Left Behind Parent Alleges Detention Torture
SNA (Tokyo) — Sports journalist Scott McIntyre, just released from 44 days of detention for trespassing into his in-laws apartment complex, describes the conditions he endured as being tantamount to “torture.”
After first being put into a police cell, he was moved to several detention centers, “none of it was acceptable… Foreigners are being tortured in the detention,” he declared. He was subject to 24-hour light, which is classified by the United Nations as torture. He was put into a tiny cell which he shared with “several murderers, rapists… pedophiles, and yakuza.” He says that when he complained about his treatment, he was met with threats: If he continued to complain he would be put into solitary confinement or in a straitjacket.

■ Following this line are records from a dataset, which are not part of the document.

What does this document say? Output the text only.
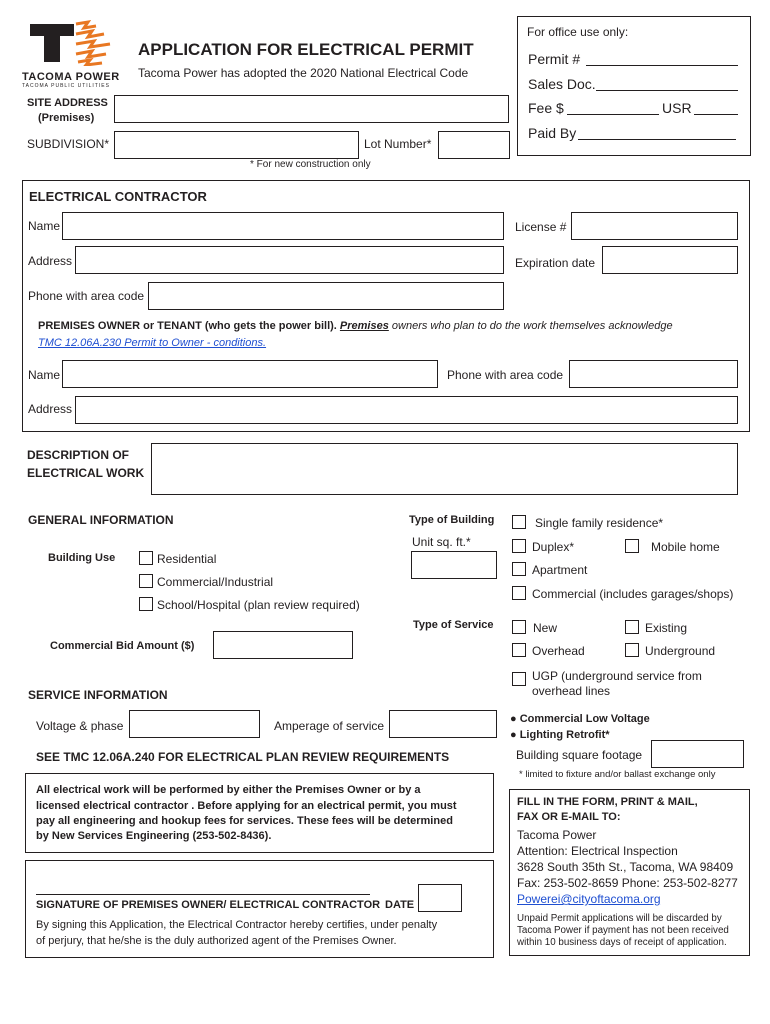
TACOMA POWER
TACOMA PUBLIC UTILITIES
APPLICATION FOR ELECTRICAL PERMIT
Tacoma Power has adopted the 2020 National Electrical Code
For office use only:
Permit #
Sales Doc.
Fee $	USR
Paid By
SITE ADDRESS
(Premises)
SUBDIVISION*	Lot Number*
* For new construction only
ELECTRICAL CONTRACTOR
Name	License #
Address	Expiration date
Phone with area code
PREMISES OWNER or TENANT (who gets the power bill). Premises owners who plan to do the work themselves acknowledge
TMC 12.06A.230 Permit to Owner - conditions.
Name	Phone with area code
Address
DESCRIPTION OF
ELECTRICAL WORK
GENERAL INFORMATION
Building Use	Residential
Commercial/Industrial
School/Hospital (plan review required)
Commercial Bid Amount ($)
Type of Building
Unit sq. ft.*
Single family residence*
Duplex*	Mobile home
Apartment
Commercial (includes garages/shops)
Type of Service	New	Existing
Overhead	Underground
UGP (underground service from
overhead lines
SERVICE INFORMATION
Voltage & phase	Amperage of service	● Commercial Low Voltage
● Lighting Retrofit*
Building square footage
* limited to fixture and/or ballast exchange only
SEE TMC 12.06A.240 FOR ELECTRICAL PLAN REVIEW REQUIREMENTS
All electrical work will be performed by either the Premises Owner or by a
licensed electrical contractor . Before applying for an electrical permit, you must
pay all engineering and hookup fees for services. These fees will be determined
by New Services Engineering (253-502-8436).
SIGNATURE OF PREMISES OWNER/ ELECTRICAL CONTRACTOR DATE
By signing this Application, the Electrical Contractor hereby certifies, under penalty
of perjury, that he/she is the duly authorized agent of the Premises Owner.
FILL IN THE FORM, PRINT & MAIL,
FAX OR E-MAIL TO:
Tacoma Power
Attention: Electrical Inspection
3628 South 35th St., Tacoma, WA 98409
Fax: 253-502-8659 Phone: 253-502-8277
Powerei@cityoftacoma.org
Unpaid Permit applications will be discarded by
Tacoma Power if payment has not been received
within 10 business days of receipt of application.
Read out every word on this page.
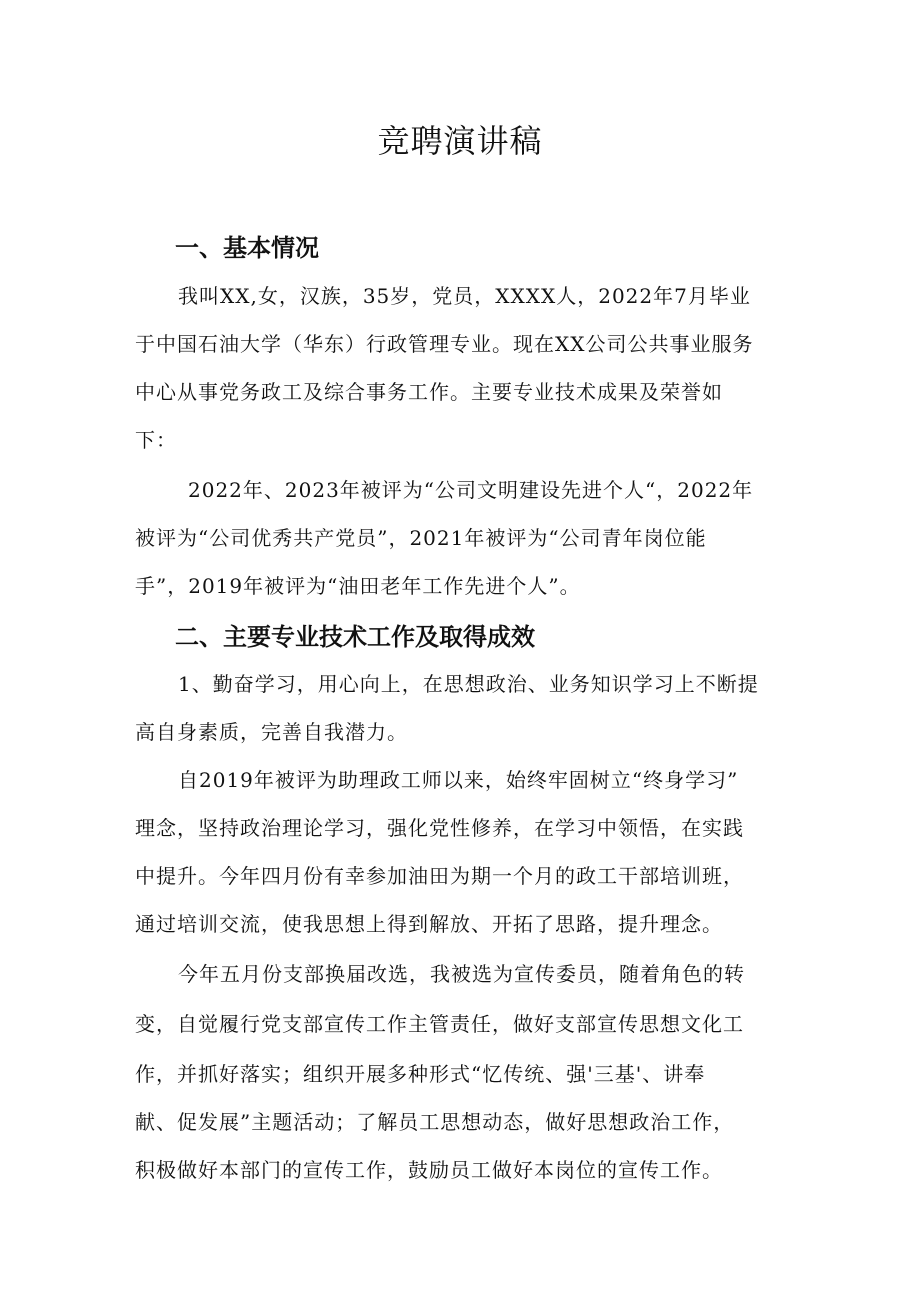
竞聘演讲稿
一、基本情况
我叫XX,女，汉族，35岁，党员，XXXX人，2022年7月毕业
于中国石油大学（华东）行政管理专业。现在XX公司公共事业服务
中心从事党务政工及综合事务工作。主要专业技术成果及荣誉如
下：
2022年、2023年被评为“公司文明建设先进个人“，2022年
被评为“公司优秀共产党员”，2021年被评为“公司青年岗位能
手”，2019年被评为“油田老年工作先进个人”。
二、主要专业技术工作及取得成效
1、勤奋学习，用心向上，在思想政治、业务知识学习上不断提
高自身素质，完善自我潜力。
自2019年被评为助理政工师以来，始终牢固树立“终身学习”
理念，坚持政治理论学习，强化党性修养，在学习中领悟，在实践
中提升。今年四月份有幸参加油田为期一个月的政工干部培训班，
通过培训交流，使我思想上得到解放、开拓了思路，提升理念。
今年五月份支部换届改选，我被选为宣传委员，随着角色的转
变，自觉履行党支部宣传工作主管责任，做好支部宣传思想文化工
作，并抓好落实；组织开展多种形式“忆传统、强'三基'、讲奉
献、促发展”主题活动；了解员工思想动态，做好思想政治工作，
积极做好本部门的宣传工作，鼓励员工做好本岗位的宣传工作。
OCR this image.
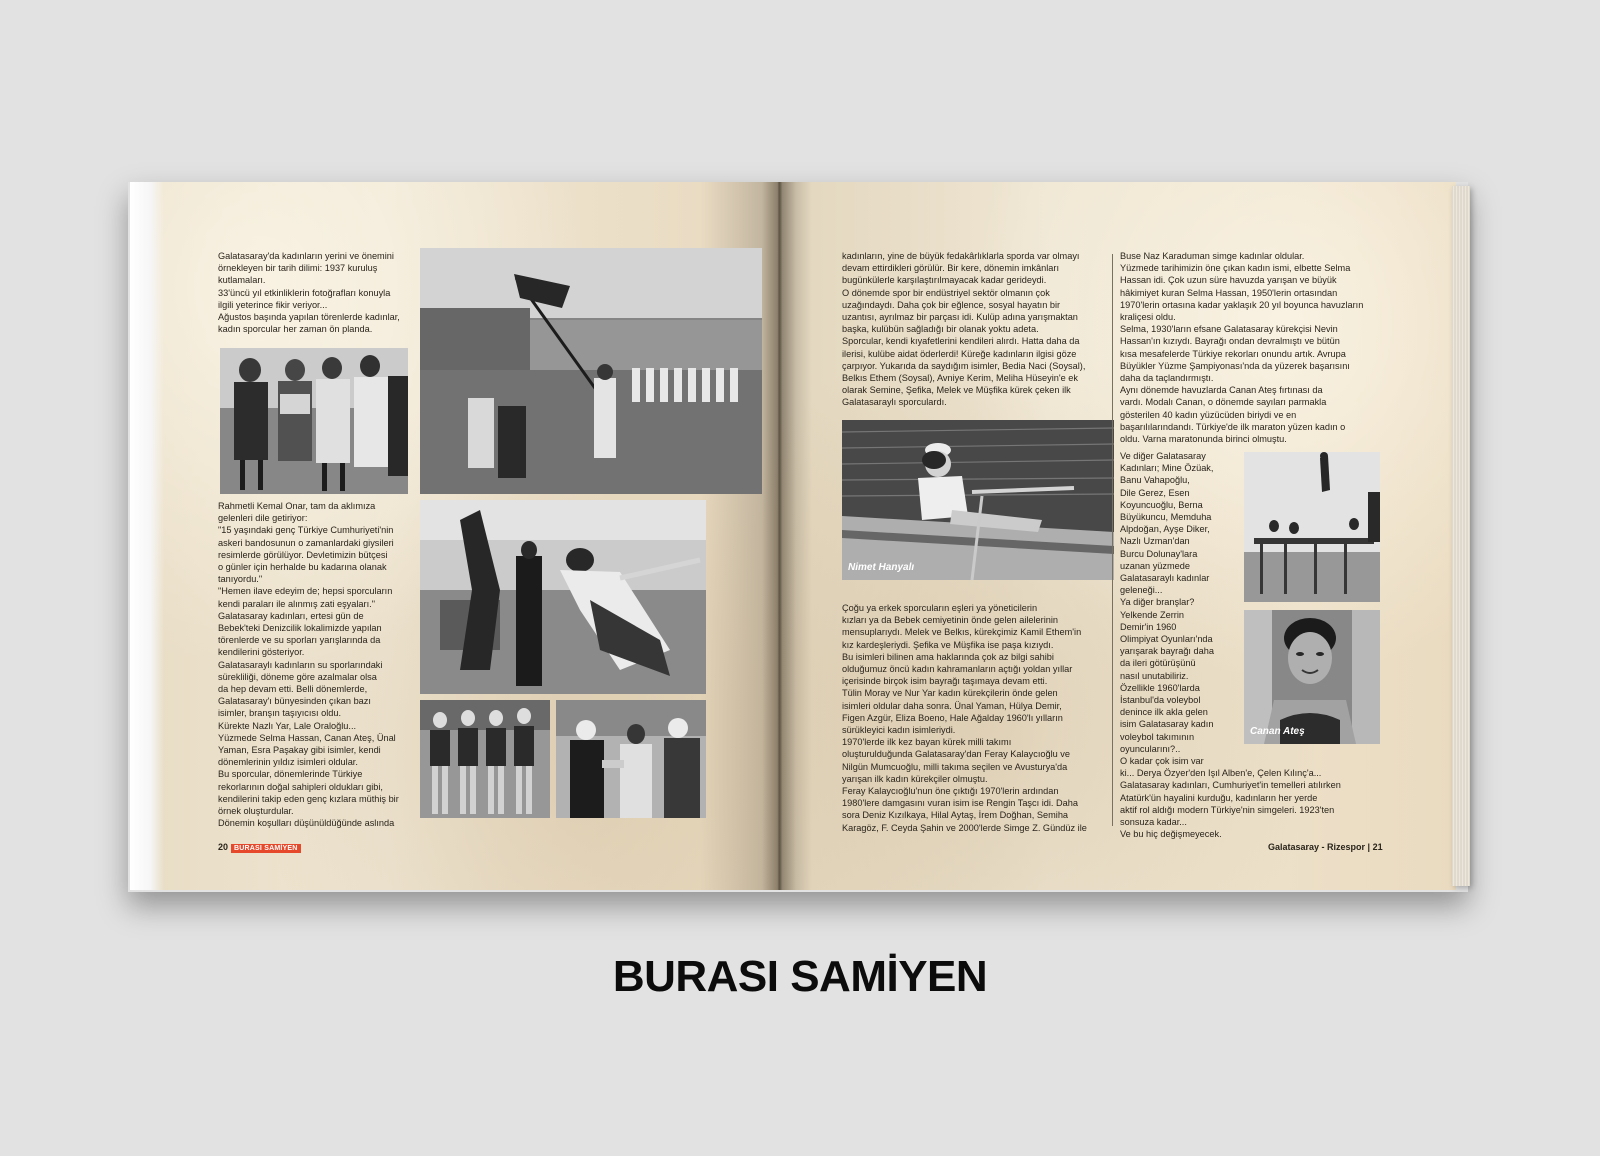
Galatasaray'da kadınların yerini ve önemini
örnekleyen bir tarih dilimi: 1937 kuruluş
kutlamaları.
33'üncü yıl etkinliklerin fotoğrafları konuyla
ilgili yeterince fikir veriyor...
Ağustos başında yapılan törenlerde kadınlar,
kadın sporcular her zaman ön planda.

Rahmetli Kemal Onar, tam da aklımıza
gelenleri dile getiriyor:
"15 yaşındaki genç Türkiye Cumhuriyeti'nin
askeri bandosunun o zamanlardaki giysileri
resimlerde görülüyor. Devletimizin bütçesi
o günler için herhalde bu kadarına olanak
tanıyordu."
"Hemen ilave edeyim de; hepsi sporcuların
kendi paraları ile alınmış zati eşyaları."
Galatasaray kadınları, ertesi gün de
Bebek'teki Denizcilik lokalimizde yapılan
törenlerde ve su sporları yarışlarında da
kendilerini gösteriyor.
Galatasaraylı kadınların su sporlarındaki
sürekliliği, döneme göre azalmalar olsa
da hep devam etti. Belli dönemlerde,
Galatasaray'ı bünyesinden çıkan bazı
isimler, branşın taşıyıcısı oldu.
Kürekte Nazlı Yar, Lale Oraloğlu...
Yüzmede Selma Hassan, Canan Ateş, Ünal
Yaman, Esra Paşakay gibi isimler, kendi
dönemlerinin yıldız isimleri oldular.
Bu sporcular, dönemlerinde Türkiye
rekorlarının doğal sahipleri oldukları gibi,
kendilerini takip eden genç kızlara müthiş bir
örnek oluşturdular.
Dönemin koşulları düşünüldüğünde aslında

20 BURASI SAMİYEN

kadınların, yine de büyük fedakârlıklarla sporda var olmayı
devam ettirdikleri görülür. Bir kere, dönemin imkânları
bugünkülerle karşılaştırılmayacak kadar gerideydi.
O dönemde spor bir endüstriyel sektör olmanın çok
uzağındaydı. Daha çok bir eğlence, sosyal hayatın bir
uzantısı, ayrılmaz bir parçası idi. Kulüp adına yarışmaktan
başka, kulübün sağladığı bir olanak yoktu adeta.
Sporcular, kendi kıyafetlerini kendileri alırdı. Hatta daha da
ilerisi, kulübe aidat öderlerdi! Küreğe kadınların ilgisi göze
çarpıyor. Yukarıda da saydığım isimler, Bedia Naci (Soysal),
Belkıs Ethem (Soysal), Avniye Kerim, Meliha Hüseyin'e ek
olarak Semine, Şefika, Melek ve Müşfika kürek çeken ilk
Galatasaraylı sporculardı.

Nimet Hanyalı

Çoğu ya erkek sporcuların eşleri ya yöneticilerin
kızları ya da Bebek cemiyetinin önde gelen ailelerinin
mensuplarıydı. Melek ve Belkıs, kürekçimiz Kamil Ethem'in
kız kardeşleriydi. Şefika ve Müşfika ise paşa kızıydı.
Bu isimleri bilinen ama haklarında çok az bilgi sahibi
olduğumuz öncü kadın kahramanların açtığı yoldan yıllar
içerisinde birçok isim bayrağı taşımaya devam etti.
Tülin Moray ve Nur Yar kadın kürekçilerin önde gelen
isimleri oldular daha sonra. Ünal Yaman, Hülya Demir,
Figen Azgür, Eliza Boeno, Hale Ağalday 1960'lı yılların
sürükleyici kadın isimleriydi.
1970'lerde ilk kez bayan kürek milli takımı
oluşturulduğunda Galatasaray'dan Feray Kalaycıoğlu ve
Nilgün Mumcuoğlu, milli takıma seçilen ve Avusturya'da
yarışan ilk kadın kürekçiler olmuştu.
Feray Kalaycıoğlu'nun öne çıktığı 1970'lerin ardından
1980'lere damgasını vuran isim ise Rengin Taşcı idi. Daha
sora Deniz Kızılkaya, Hilal Aytaş, İrem Doğhan, Semiha
Karagöz, F. Ceyda Şahin ve 2000'lerde Simge Z. Gündüz ile

Buse Naz Karaduman simge kadınlar oldular.
Yüzmede tarihimizin öne çıkan kadın ismi, elbette Selma
Hassan idi. Çok uzun süre havuzda yarışan ve büyük
hâkimiyet kuran Selma Hassan, 1950'lerin ortasından
1970'lerin ortasına kadar yaklaşık 20 yıl boyunca havuzların
kraliçesi oldu.
Selma, 1930'ların efsane Galatasaray kürekçisi Nevin
Hassan'ın kızıydı. Bayrağı ondan devralmıştı ve bütün
kısa mesafelerde Türkiye rekorları onundu artık. Avrupa
Büyükler Yüzme Şampiyonası'nda da yüzerek başarısını
daha da taçlandırmıştı.
Aynı dönemde havuzlarda Canan Ateş fırtınası da
vardı. Modalı Canan, o dönemde sayıları parmakla
gösterilen 40 kadın yüzücüden biriydi ve en
başarılılarındandı. Türkiye'de ilk maraton yüzen kadın o
oldu. Varna maratonunda birinci olmuştu.

Ve diğer Galatasaray
Kadınları; Mine Özüak,
Banu Vahapoğlu,
Dile Gerez, Esen
Koyuncuoğlu, Berna
Büyükuncu, Memduha
Alpdoğan, Ayşe Diker,
Nazlı Uzman'dan
Burcu Dolunay'lara
uzanan yüzmede
Galatasaraylı kadınlar
geleneği...
Ya diğer branşlar?
Yelkende Zerrin
Demir'in 1960
Olimpiyat Oyunları'nda
yarışarak bayrağı daha
da ileri götürüşünü
nasıl unutabiliriz.
Özellikle 1960'larda
İstanbul'da voleybol
denince ilk akla gelen
isim Galatasaray kadın
voleybol takımının
oyuncularını?..
O kadar çok isim var
ki... Derya Özyer'den Işıl Alben'e, Çelen Kılınç'a...
Galatasaray kadınları, Cumhuriyet'in temelleri atılırken
Atatürk'ün hayalini kurduğu, kadınların her yerde
aktif rol aldığı modern Türkiye'nin simgeleri. 1923'ten
sonsuza kadar...
Ve bu hiç değişmeyecek.

Canan Ateş
Galatasaray - Rizespor | 21
BURASI SAMİYEN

And the abuse did not end there, he says. In the Tokyo Detention House in Katsushika Ward, he was not allowed to stand up. He could lie down for a two-hour nap period and at night, but otherwise he had to sit on the ground in front of a small desk. “You were only allowed thirty minutes of exercise each day,” he explained, “and in the first police cell, there was no exercise allowed at all… All we can do is keep fighting.”
Some of the other inmates told him, “‘I didn’t do what they said I did, but I’ll confess, because I cannot stand these conditions.’”
It was the charge of trespassing that got McIntyre into this situation. He had married a Japanese woman and had two kids, now aged eleven and eight years old. But after a messy split, McIntyre’s wife abducted their children. Worried about their wellbeing and safety after the Typhoon Hagibis in mid-October last year, he searched for them at his in-laws’ apartment.
He states, “It was a two-minute trespassing. I didn’t talk to anybody, touch anything, or damage anything.” He simply went to the exterior of the apartment to look for his children’s umbrellas, shoes, or anything that could indicate that they were there. But that was enough to get him detained under harsh conditions for 44 days. He was also given a six-month suspended sentence with three years probation.
Explaining his frustration, he said, with the amount of effort they put into arresting him, the police could have investigated the claims he had repeatedly made about his children’s abductions.
McIntyre explains that, even after continuous pleading and around forty to fifty faxes and emails to various lawyers, “I’ve not seen, heard from, or had any contact with [my children] for almost 250 days.”
Sadly, his case is not unique. Many children every year are being denied access to one of their parents. As McIntyre explains it, “both Article 224 of the Japanese Penal Code as well as Articles 9 and 35 of the United Nations Convention of the Rights of the Child prohibit the kidnapping and abduction of children.” They also stress that nations must ensure that children have regular access to both their parents. But when McIntyre brought all these facts to the police, they told him nothing could be done.
He tried to bring his case to court, but he was denied. In cases like this, some parents will never see their children again for the rest of their lives. McIntyre was told that, it would take about nine months for the first occasion where he could see his children. “I was told, if I was lucky, in nine months, I may be permitted a one or two hour session with the children in the court, which is monitored with a two-way glass by lawyers, by judges.”
“The answer is simple,” he declared, “allow joint custody and the abductions will go away. All we want is for the rights of the children to be respected.”